OK, I took 1h to think about this problem more carefully. Now I'm
almost convinced that it is NP :)

I'll use the example given in the previous mail:
a = b+c
b = c
c = a+b

We can read the first equation as "a must be computed before b and c".
So we can construct a graph whose edges mean "source should be
computed before target". In this case it is:

a -> b
a -> c
b -> c
c -> a
c -> b

If this graph has no cycles the problem is simple: just do a
topological sort and the problem is solved in O(V+E). If the graph has
cycles then we need to break them by introducing temporaries. Without
looking at the form of RHS expressions, that is without considering
computing an expression partially then we are left with two uses for
temporaries:

1. hold the original value of a variable
2. hold the result of an expression and write it later to the destination

Point (1) requires one extra assignment, while point (2) requires two
extra assignments. The effect is however the same: one of the
variable's value can be computed as soon as desired. Therefore we will
only use (1). [NOTE that your approach used (2) and hence is clearly
sub-optimal].

The effect of (1) (and (2)) on the constructed graph is that all
in-edges of a variable are removed. So we have reduced the problem to
this: "Given a graph mark as few nodes as possible such that the after
removing in-edges of marked nodes we obtain a tree". Now, that looks a
lot like SET-COVER. In the example above we have these cycles:

1: abc
2: bc
3: ac

The set is {1, 2, 3} and the subsets from which we have to choose are
a:{1, 3}, b:{2}, c:{1, 2, 3}. The minimum cover is clearly c:{1, 2, 3}
and hence the solution is to create a temporary for the original value
of c. After removing all in-edges of c and topologically sorting the
graph we get: c, a, b. So this is the order in which we should do the
other assignments. Yes -- we reached the correct solution.

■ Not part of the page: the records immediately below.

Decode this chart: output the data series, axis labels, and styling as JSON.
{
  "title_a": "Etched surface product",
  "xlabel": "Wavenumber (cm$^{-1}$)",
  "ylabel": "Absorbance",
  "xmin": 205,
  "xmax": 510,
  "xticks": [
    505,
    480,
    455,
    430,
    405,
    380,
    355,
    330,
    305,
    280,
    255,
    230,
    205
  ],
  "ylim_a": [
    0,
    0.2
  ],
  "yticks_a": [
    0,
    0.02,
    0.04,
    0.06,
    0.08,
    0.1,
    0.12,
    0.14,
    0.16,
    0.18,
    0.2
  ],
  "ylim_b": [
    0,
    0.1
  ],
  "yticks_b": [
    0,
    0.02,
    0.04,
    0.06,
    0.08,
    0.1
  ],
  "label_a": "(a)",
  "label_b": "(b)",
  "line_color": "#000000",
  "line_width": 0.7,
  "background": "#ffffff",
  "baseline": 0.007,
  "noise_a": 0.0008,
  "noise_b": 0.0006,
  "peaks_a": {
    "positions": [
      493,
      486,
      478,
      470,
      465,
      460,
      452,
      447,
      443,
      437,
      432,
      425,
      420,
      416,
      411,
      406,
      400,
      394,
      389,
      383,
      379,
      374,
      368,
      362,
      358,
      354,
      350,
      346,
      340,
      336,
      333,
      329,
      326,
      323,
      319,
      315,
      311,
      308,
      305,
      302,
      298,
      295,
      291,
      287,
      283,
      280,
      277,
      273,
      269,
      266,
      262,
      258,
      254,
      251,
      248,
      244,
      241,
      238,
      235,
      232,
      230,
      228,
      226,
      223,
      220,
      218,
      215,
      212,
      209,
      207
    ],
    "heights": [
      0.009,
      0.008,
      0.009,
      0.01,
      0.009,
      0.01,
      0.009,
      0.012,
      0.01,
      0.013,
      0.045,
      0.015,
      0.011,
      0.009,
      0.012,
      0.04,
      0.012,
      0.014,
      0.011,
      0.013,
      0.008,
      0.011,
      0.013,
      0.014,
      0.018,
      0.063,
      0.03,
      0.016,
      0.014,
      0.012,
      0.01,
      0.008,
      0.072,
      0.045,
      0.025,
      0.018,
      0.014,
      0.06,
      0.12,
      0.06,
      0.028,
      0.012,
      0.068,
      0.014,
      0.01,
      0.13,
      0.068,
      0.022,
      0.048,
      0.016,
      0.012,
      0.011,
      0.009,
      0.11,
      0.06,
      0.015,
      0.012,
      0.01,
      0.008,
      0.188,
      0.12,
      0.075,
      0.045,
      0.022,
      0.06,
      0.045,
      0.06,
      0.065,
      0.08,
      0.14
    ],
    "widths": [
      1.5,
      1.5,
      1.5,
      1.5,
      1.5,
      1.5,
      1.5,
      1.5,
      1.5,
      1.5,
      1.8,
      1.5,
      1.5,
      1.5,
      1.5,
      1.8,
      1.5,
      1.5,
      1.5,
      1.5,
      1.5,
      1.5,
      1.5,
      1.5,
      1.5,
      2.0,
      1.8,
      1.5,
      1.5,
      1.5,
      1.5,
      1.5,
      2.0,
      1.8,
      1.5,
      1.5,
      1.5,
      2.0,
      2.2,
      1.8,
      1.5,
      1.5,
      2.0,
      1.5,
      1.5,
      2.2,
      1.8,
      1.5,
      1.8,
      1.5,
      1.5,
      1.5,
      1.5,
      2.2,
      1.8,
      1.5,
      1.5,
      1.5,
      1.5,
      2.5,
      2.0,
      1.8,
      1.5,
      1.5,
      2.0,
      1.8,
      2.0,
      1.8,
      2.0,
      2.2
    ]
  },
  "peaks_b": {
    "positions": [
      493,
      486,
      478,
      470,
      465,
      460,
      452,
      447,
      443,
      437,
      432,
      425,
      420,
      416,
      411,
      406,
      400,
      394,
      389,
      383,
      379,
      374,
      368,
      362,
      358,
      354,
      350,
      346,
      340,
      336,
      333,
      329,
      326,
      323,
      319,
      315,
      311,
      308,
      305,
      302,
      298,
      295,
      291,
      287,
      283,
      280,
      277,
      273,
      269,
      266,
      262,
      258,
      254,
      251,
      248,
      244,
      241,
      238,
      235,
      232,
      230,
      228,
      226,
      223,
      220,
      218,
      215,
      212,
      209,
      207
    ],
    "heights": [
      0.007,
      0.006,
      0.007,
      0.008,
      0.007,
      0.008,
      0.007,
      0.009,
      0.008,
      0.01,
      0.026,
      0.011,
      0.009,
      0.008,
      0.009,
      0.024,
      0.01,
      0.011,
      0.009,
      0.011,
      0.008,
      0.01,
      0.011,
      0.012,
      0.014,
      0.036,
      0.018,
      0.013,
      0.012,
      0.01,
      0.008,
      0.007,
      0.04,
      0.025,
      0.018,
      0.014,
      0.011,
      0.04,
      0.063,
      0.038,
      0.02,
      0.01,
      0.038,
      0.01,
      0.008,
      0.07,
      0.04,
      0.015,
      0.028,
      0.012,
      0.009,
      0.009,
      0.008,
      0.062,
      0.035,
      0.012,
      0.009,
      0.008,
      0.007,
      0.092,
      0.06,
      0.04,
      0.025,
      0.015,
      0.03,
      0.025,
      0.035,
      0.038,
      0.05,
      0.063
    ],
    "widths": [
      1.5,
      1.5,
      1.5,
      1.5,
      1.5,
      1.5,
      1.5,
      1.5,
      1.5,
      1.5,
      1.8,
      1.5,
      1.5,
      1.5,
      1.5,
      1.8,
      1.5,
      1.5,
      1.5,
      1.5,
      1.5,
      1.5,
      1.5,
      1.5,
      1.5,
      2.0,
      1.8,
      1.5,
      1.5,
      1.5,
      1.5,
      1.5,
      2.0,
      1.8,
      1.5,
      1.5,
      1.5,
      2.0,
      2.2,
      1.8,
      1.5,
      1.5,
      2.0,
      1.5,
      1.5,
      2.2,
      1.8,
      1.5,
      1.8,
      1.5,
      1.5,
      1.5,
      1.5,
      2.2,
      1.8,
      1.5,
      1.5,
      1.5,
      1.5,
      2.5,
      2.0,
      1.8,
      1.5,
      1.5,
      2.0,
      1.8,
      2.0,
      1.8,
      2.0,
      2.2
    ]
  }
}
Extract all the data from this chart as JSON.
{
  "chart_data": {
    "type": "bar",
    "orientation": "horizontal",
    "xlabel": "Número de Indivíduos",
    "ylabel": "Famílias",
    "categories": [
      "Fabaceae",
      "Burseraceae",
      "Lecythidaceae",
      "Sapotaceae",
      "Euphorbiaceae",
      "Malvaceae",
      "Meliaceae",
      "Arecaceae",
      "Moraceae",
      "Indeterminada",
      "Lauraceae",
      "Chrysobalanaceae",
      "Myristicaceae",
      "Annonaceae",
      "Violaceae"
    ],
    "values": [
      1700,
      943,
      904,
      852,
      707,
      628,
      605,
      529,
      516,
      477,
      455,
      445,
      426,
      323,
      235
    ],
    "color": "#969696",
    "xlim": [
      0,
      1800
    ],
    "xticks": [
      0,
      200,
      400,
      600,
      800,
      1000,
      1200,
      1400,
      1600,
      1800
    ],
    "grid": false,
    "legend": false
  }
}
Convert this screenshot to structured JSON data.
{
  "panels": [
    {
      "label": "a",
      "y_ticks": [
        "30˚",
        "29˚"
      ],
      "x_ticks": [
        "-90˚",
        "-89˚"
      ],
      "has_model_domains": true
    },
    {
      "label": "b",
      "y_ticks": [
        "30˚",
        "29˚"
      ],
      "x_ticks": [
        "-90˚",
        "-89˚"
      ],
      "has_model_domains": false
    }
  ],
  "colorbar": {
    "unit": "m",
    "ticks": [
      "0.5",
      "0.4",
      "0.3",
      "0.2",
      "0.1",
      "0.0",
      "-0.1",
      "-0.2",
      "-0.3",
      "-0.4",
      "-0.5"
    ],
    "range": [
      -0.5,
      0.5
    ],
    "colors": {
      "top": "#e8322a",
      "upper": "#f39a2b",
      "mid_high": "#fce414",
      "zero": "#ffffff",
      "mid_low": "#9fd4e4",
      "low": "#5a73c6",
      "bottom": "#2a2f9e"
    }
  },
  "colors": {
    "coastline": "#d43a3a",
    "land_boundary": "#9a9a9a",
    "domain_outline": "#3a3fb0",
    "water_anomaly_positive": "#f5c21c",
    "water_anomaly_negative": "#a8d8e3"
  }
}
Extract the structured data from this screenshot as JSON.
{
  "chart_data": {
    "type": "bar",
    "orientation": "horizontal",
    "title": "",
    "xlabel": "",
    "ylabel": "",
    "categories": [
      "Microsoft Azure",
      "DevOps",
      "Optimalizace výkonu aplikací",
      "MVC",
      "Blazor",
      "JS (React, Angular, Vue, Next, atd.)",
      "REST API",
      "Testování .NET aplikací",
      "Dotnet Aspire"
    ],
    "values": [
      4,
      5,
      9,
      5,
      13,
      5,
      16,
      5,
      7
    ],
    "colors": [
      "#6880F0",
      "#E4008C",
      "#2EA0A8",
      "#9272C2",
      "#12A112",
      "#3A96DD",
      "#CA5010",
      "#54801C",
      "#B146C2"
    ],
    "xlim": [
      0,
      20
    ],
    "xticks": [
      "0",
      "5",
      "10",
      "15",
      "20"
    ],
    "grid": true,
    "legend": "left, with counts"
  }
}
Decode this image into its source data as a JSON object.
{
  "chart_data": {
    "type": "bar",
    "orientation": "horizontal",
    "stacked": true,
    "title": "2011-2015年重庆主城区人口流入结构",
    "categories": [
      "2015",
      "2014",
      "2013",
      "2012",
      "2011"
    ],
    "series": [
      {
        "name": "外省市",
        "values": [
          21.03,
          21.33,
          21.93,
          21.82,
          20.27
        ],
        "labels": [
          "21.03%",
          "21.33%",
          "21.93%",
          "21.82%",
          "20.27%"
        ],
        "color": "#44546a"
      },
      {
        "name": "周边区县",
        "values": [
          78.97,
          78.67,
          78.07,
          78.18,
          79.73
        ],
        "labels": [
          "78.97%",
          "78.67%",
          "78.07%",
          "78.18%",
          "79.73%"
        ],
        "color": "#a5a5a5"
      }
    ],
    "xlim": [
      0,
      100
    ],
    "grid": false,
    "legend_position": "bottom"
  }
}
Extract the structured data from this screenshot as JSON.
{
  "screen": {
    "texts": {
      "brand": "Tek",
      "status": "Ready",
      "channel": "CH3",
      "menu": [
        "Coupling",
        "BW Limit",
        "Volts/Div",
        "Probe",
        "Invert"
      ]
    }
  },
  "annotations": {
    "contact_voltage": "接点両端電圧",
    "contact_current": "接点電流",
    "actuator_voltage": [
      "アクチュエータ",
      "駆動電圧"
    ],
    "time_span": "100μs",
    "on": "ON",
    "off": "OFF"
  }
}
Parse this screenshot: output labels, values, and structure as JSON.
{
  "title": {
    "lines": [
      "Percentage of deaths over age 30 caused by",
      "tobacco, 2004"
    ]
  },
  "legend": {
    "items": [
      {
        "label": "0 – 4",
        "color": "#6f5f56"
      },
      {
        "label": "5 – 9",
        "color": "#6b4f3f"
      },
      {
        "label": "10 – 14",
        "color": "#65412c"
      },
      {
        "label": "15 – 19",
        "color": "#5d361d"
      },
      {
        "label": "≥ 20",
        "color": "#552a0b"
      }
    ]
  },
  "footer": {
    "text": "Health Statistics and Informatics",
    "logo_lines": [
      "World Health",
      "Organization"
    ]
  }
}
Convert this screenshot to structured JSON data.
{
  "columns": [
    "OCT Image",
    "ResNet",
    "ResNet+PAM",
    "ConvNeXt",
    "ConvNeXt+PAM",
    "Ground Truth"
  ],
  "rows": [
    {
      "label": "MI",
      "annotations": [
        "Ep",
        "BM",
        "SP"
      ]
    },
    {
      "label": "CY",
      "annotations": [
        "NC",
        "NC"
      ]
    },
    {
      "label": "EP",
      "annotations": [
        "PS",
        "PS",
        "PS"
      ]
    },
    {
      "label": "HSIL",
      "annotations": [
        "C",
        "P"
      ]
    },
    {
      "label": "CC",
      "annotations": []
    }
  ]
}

Now, it looks like that starting from a SET-COVER problem one can
build a graph with the right relationship between nodes and cycles and
then an assignment problem. I can't give a  (semi-)formal argument but
I have tried on a few instances and the process of construction seems
to be fairly algorithmic (although hard to formalize -- at least in an
email -- since I used pictures). This is why I say your problem looks
NP.

An acceptable algorithm might be this one:
1. detect strongly connected components (optional)
2. within each SCC find all cycles and group them in subsets according
to the nodes they have in common
3. within each SCC solve SET-COVER (for cycle sets given by common nodes)
4. sort topologically the graph after removing the in-edges of nodes
marked at step 3

Step 2 is clearly exponential in the number of variables (consider a
complete graph).

For step 3 you probably want to use an approximation algorithm. It
looks like there are ones with good complexity (but I do not know them
so I can't tell anything about the constants). In any case, have a
look at: http://www.nada.kth.se/~viggo/wwwcompendium/node146.html
If you use the lg C algorithm (C = cycles) then the overall complexity
is something like O(2^V), where V is the number of variables.

-- 
regards,
 radu
http://rgrig.idilis.ro/